His Nevada visit also included a fundraiser at Lovelady Brewing in Henderson and a question-and-answer session with Nevada residents Saturday night in downtown Las Vegas. Brown used the trio of events as an introduction of sorts to Nevada residents, who live 2,000-some miles from the state he represents. He joked about his gravelly voice, lobbed praise on his wife, Connie Schultz, a Pulitzer Prize-winning columnist, and talked about how his daughter practices immigration law.
But the bulk of his message boiled down to making the United States livable for the average worker — whether it be a manufacturing employee in northeast Ohio or a casino worker in Las Vegas. It followed a similar narrative that he’s deployed throughout his political career in Ohio, where he started as a state lawmaker before becoming secretary of state, a member of the House of Representatives and, now, a senator. In November, he won re-election by nearly 7 percentage points in a state that swung toward President Trump in 2016.
Brown criticized his own party for not focusing enough attention on labor issues, which he said includes wages, benefits, safety and work schedules.
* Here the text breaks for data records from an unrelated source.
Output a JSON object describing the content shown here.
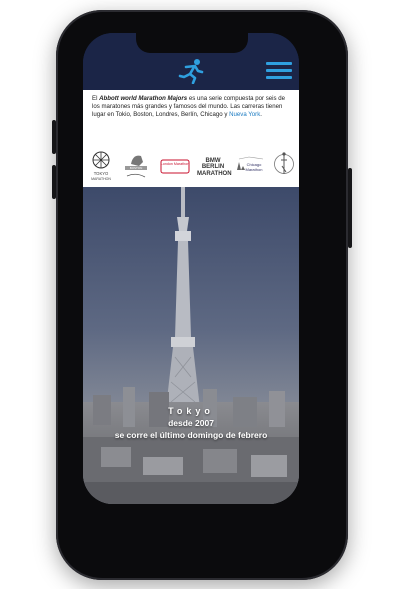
{
  "info": {
    "text_prefix": "El",
    "brand": "Abbott world Marathon Majors",
    "text_main": "es una serie compuesta por seis de los maratones más grandes y famosos del mundo. Las carreras tienen lugar en Tokio, Boston, Londres, Berlín, Chicago y",
    "link_city": "Nueva York",
    "text_end": "."
  },
  "logos": [
    {
      "name": "TOKYO",
      "sub": "MARATHON"
    },
    {
      "name": "BOSTON MARATHON",
      "sub": ""
    },
    {
      "name": "London Marathon",
      "sub": ""
    },
    {
      "name": "BMW BERLIN MARATHON",
      "sub": ""
    },
    {
      "name": "Chicago Marathon",
      "sub": ""
    },
    {
      "name": "NYC Marathon",
      "sub": ""
    }
  ],
  "hero": {
    "city": "Tokyo",
    "since": "desde 2007",
    "when": "se corre el último domingo de febrero"
  },
  "colors": {
    "header_bg": "#1b2547",
    "accent": "#2fa0e0",
    "link": "#1b7bc2"
  },
  "icons": {
    "logo": "runner-icon",
    "menu": "hamburger-menu-icon"
  }
}
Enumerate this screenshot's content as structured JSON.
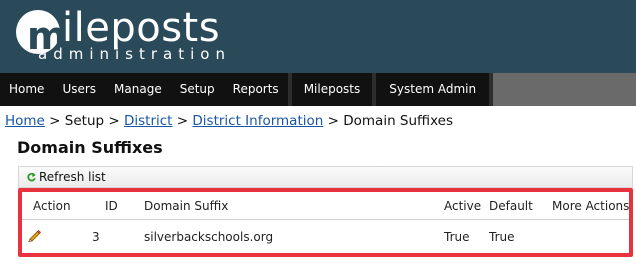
{
  "header": {
    "logo_m": "m",
    "logo_word": "ileposts",
    "logo_sub": "administration"
  },
  "nav": {
    "group1": [
      "Home",
      "Users",
      "Manage",
      "Setup",
      "Reports"
    ],
    "group2": [
      "Mileposts"
    ],
    "group3": [
      "System Admin"
    ]
  },
  "breadcrumb": {
    "home": "Home",
    "sep1": ">",
    "setup": "Setup",
    "sep2": ">",
    "district": "District",
    "sep3": ">",
    "district_info": "District Information",
    "sep4": ">",
    "current": "Domain Suffixes"
  },
  "page": {
    "title": "Domain Suffixes"
  },
  "toolbar": {
    "refresh_label": "Refresh list",
    "refresh_icon": "refresh-icon"
  },
  "table": {
    "headers": {
      "action": "Action",
      "id": "ID",
      "suffix": "Domain Suffix",
      "active": "Active",
      "default": "Default",
      "more": "More Actions"
    },
    "rows": [
      {
        "action_icon": "pencil-icon",
        "id": "3",
        "suffix": "silverbackschools.org",
        "active": "True",
        "default": "True",
        "more": ""
      }
    ]
  },
  "colors": {
    "banner": "#2a4a5a",
    "nav": "#111111",
    "link": "#1a56a6",
    "highlight_border": "#e8333f"
  }
}
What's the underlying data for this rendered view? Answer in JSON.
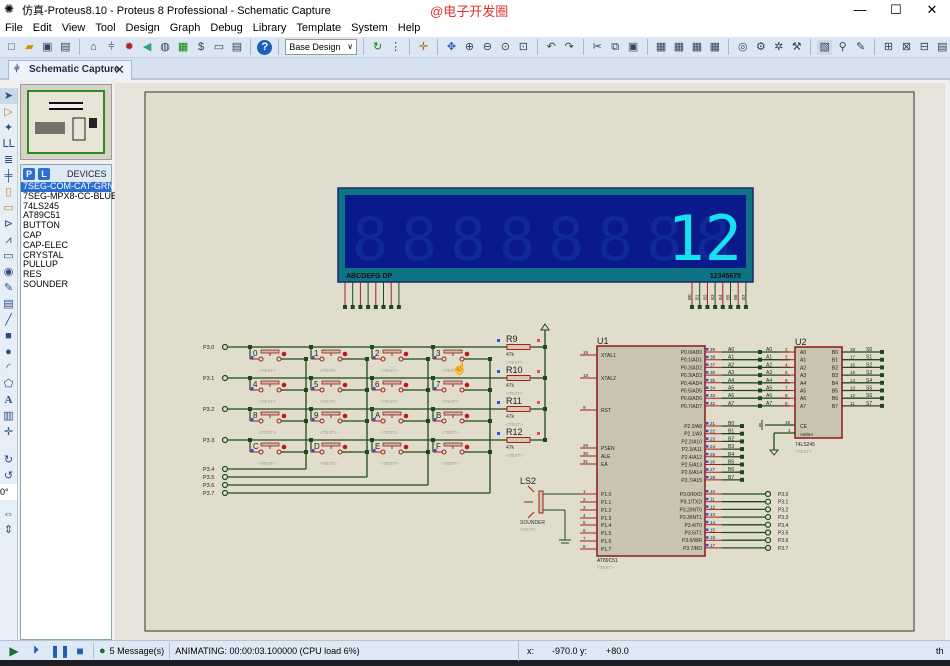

He said labor voices should exist in all corners of federal government, including the departments of homeland security, agriculture, interior and education.
“We should see our country and our economy and our government through the eyes of workers,” he said.
He also fielded numerous questions about health care. Brown didn’t pan the Medicare-for-all concept but said it’s unlikely Congress would pass such a bill any time soon.
Instead, the senator posed his health-care solutions: offering Medicare buy-in at age 50, establishing a public insurance option, which he said would compete with the private industry, bolstering protections for people with pre-existing conditions and lowering the cost of prescription drugs.
“I understand the appeal of Medicare-for-all, but I want to get something done that will help people now,” he said.
Addressing immigration, Brown called family separations at the U.S.-Mexico border “probably the most immoral thing” the government has done during his lifetime.
“We need to fight back on that,” he said. “We clearly need to pass an immigration bill.”
Brown’s Las Vegas tour brought out some Ohio transplants who nodded in the audience when the senator mentioned cities such as Ashtabula, Lorain, Akron and Toledo. The question, of course, is whether his Rust Belt-style persona will resonate with voters across the country.
Christina Karas, an Ohio native now living in Las Vegas, wore a sweatshirt labeled “Cleveland or Nowhere” to the Lovelady Brewing stop. She’s hopeful Brown and his wife will appeal to people in her new community.
“They’re real people,” she said. “They care about their neighbors. They care about their community and they do the best thing for them in the spirit of public service.”
He’s not the only presidential-hopeful trying to woo Nevada residents, though. Massachusetts Sen. Elizabeth Warren visited Las Vegas last weekend, and New Jersey Sen. Cory Booker has an event planned Sunday in North Las Vegas.